Published date March 7, 2022

Emergence of climate change in the tropical Pacific

Study key findings & significance

  • Global weather events caused by El Niño will likely become more frequent within the next two decades regardless of any reduction in carbon emissions, which could drastically affect weather patterns around the world.
  • The researchers examined the “time of emergence” of changes in the tropical Pacific related to El Niño – i.e., the moment when the signal of climate change emerges from the usual background noise of natural climate variability.
  • Researchers looked at four possible scenarios for the world’s carbon emissions and determined the risk of an increasing number of El Niño events was likely in all.

Author quotes

"We know from previous studies that, when measuring El Niño changes in terms of rainfall shifts in the eastern equatorial Pacific, models predict an increase in the frequency of events. This study shows that those changes could happen after the next two decades."

Jun Ying, lead author from the Second Institute of Oceanography, Ministry of Natural Resources in China and the University of Exeter

"What surprised us is that changes emerge regardless of the scenario we look at. Because rainfall in the tropics is associated with the warmest sea surface temperatures (SSTs), it is the relative changes in SST that are more important than the absolute change. This leads us to the rather stark conclusion that these changes are essentially unavoidable."

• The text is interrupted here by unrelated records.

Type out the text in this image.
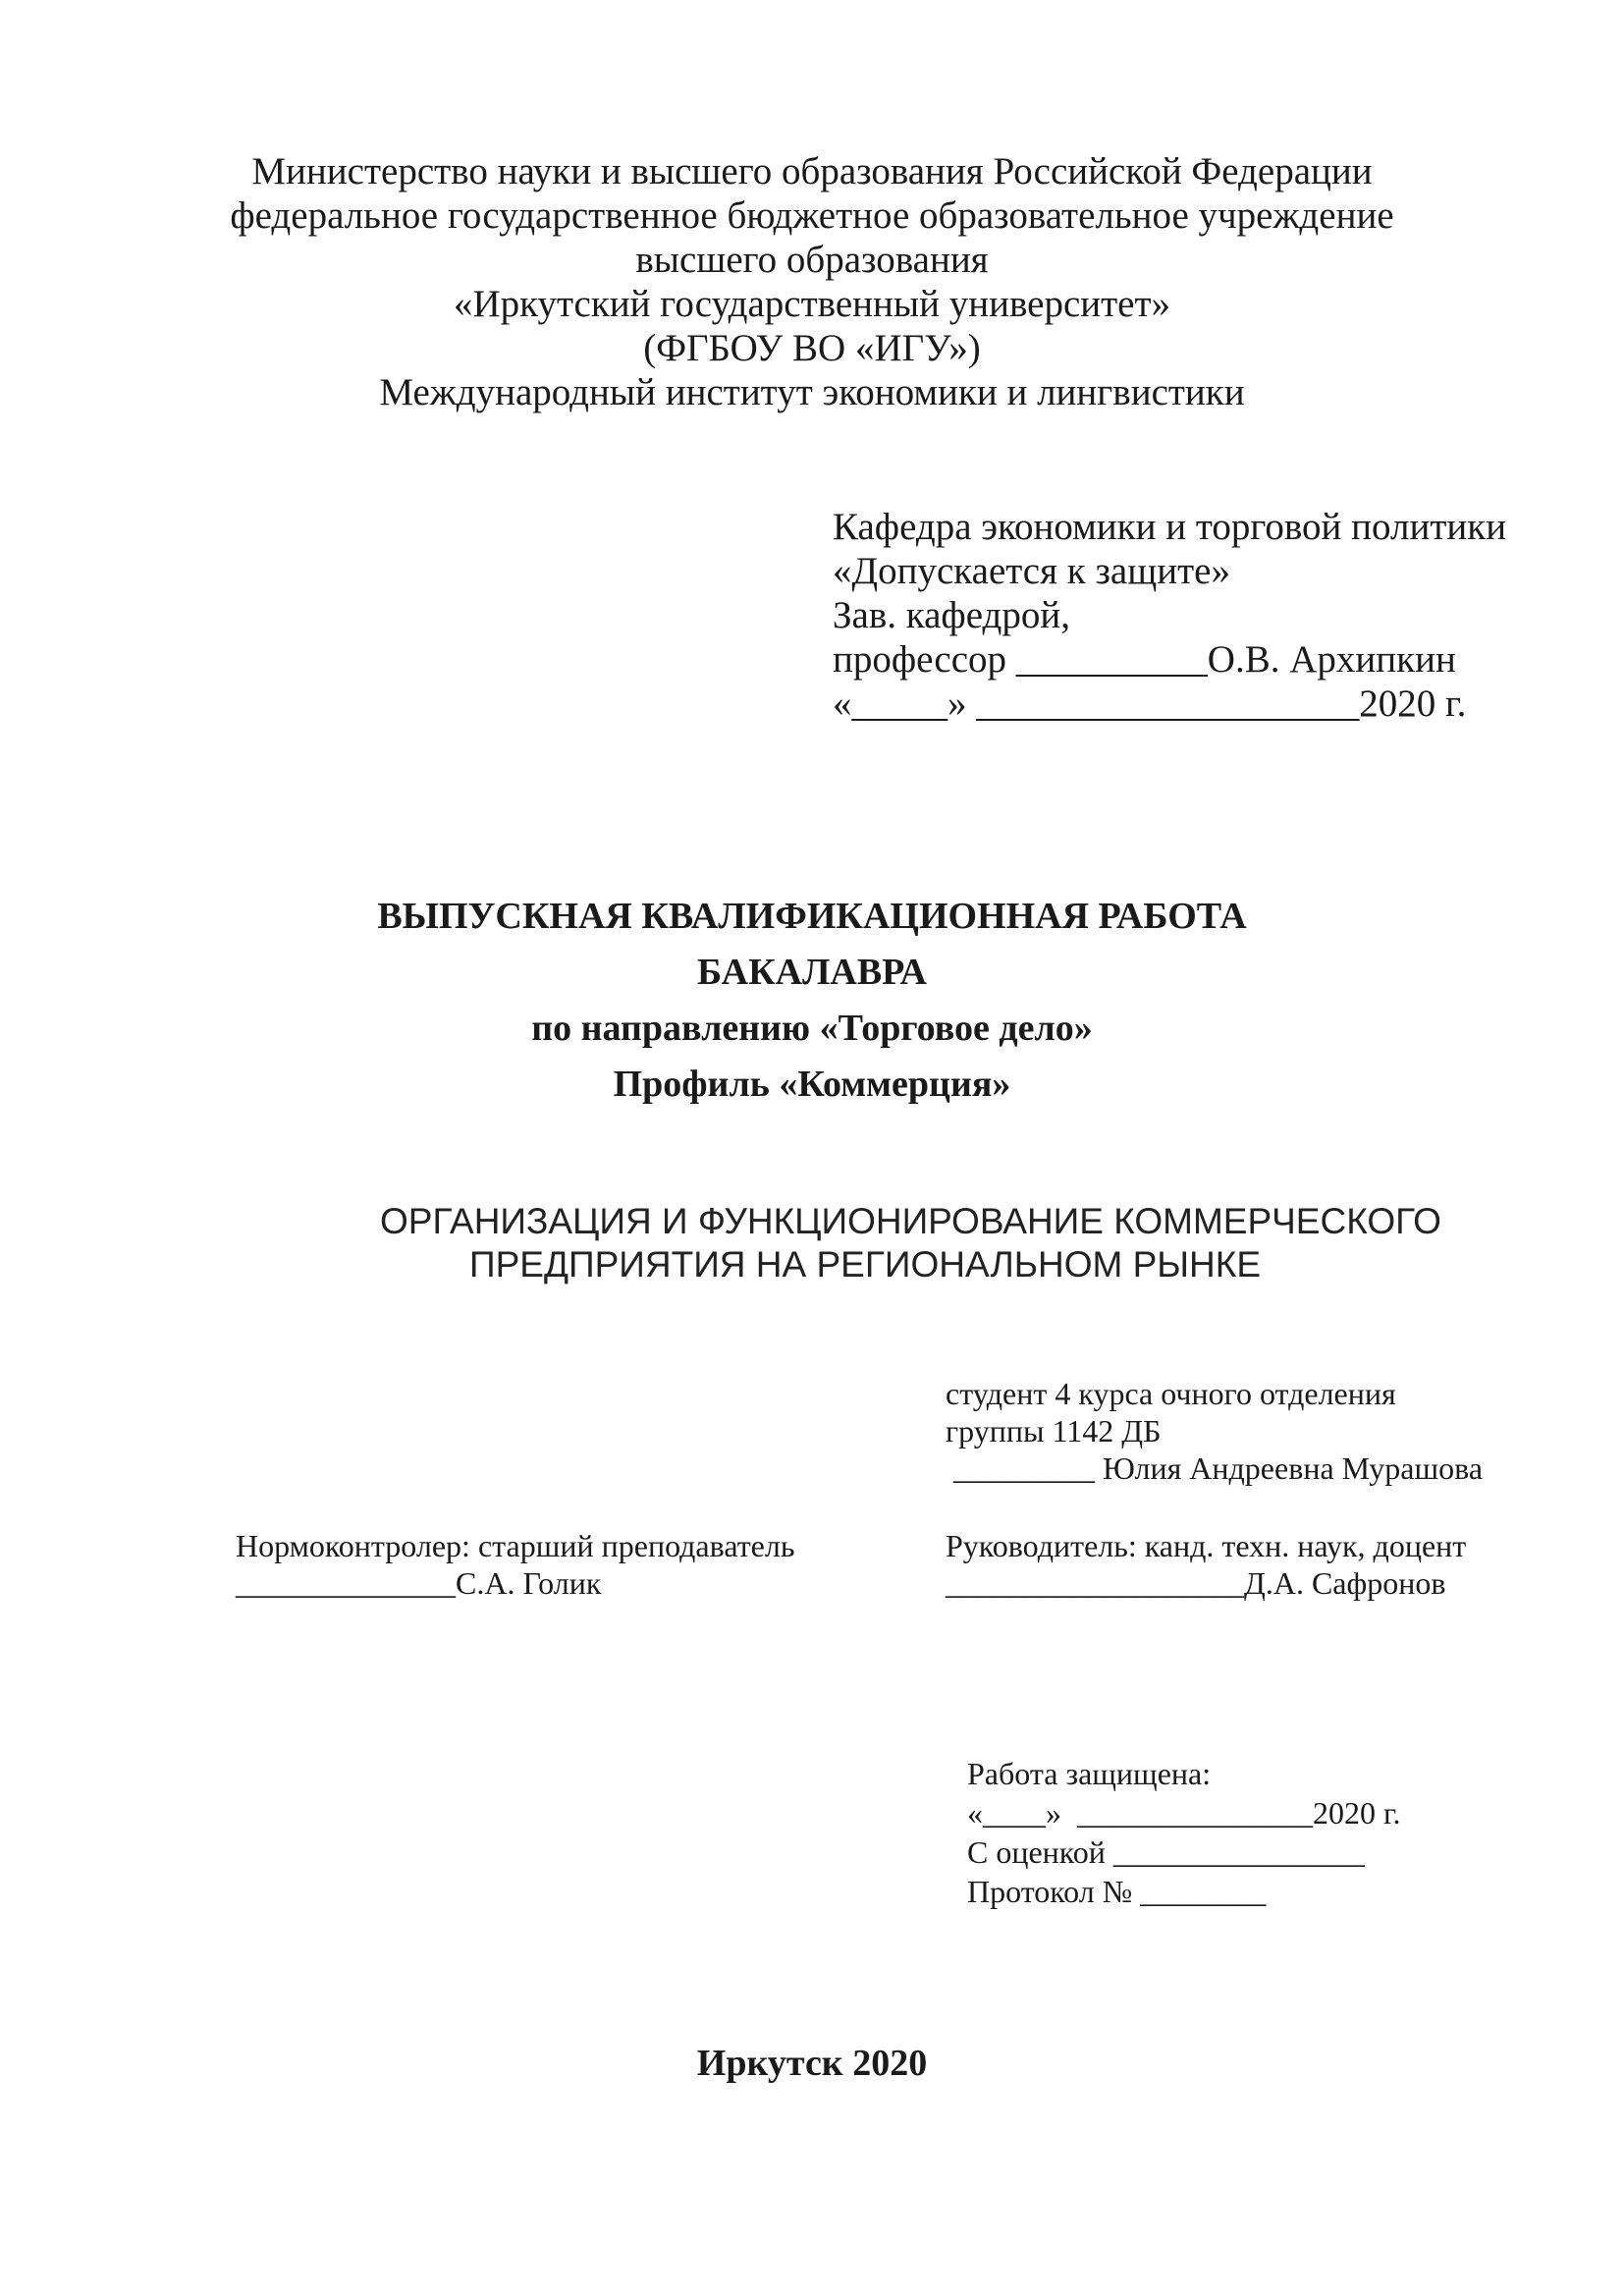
Министерство науки и высшего образования Российской Федерации
федеральное государственное бюджетное образовательное учреждение
высшего образования
«Иркутский государственный университет»
(ФГБОУ ВО «ИГУ»)
Международный институт экономики и лингвистики
Кафедра экономики и торговой политики
«Допускается к защите»
Зав. кафедрой,
профессор __________О.В. Архипкин
«_____» ____________________2020 г.
ВЫПУСКНАЯ КВАЛИФИКАЦИОННАЯ РАБОТА
БАКАЛАВРА
по направлению «Торговое дело»
Профиль «Коммерция»
ОРГАНИЗАЦИЯ И ФУНКЦИОНИРОВАНИЕ КОММЕРЧЕСКОГО
ПРЕДПРИЯТИЯ НА РЕГИОНАЛЬНОМ РЫНКЕ
студент 4 курса очного отделения
группы 1142 ДБ
_________ Юлия Андреевна Мурашова
Нормоконтролер: старший преподаватель
______________С.А. Голик
Руководитель: канд. техн. наук, доцент
___________________Д.А. Сафронов
Работа защищена:
«____»  _______________2020 г.
С оценкой ________________
Протокол № ________
Иркутск 2020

Mat Collins, co-author and professor at the University of Exeter and part of the Global Systems Institute


Abstract

Future changes in the mean climate of the tropical Pacific and characteristics of the El Niño/Southern Oscillation (ENSO) are established as being likely. Determining the time of emergence of climate change signals from the natural variability is critical for mitigation strategies and adaptation planning. Here, using a multimodel ensemble, we find that the annual-mean sea surface temperature (SST) signal has already emerged across much of the tropical Pacific, appearing last in the east. The signal of a wetter annual-mean rainfall in the east is expected to emerge by mid-century, with some sensitivity to emission scenario. However, the ENSO-related rainfall variability signal is projected to emerge by about 2040 regardless of emission scenario, about 30 years earlier than ENSO-related SST variability signal at about 2070. Our results are instructive for the detection of climate change signals and reinforce the rapidly emerging risks of ENSO-induced climate extremes regardless of mitigation actions.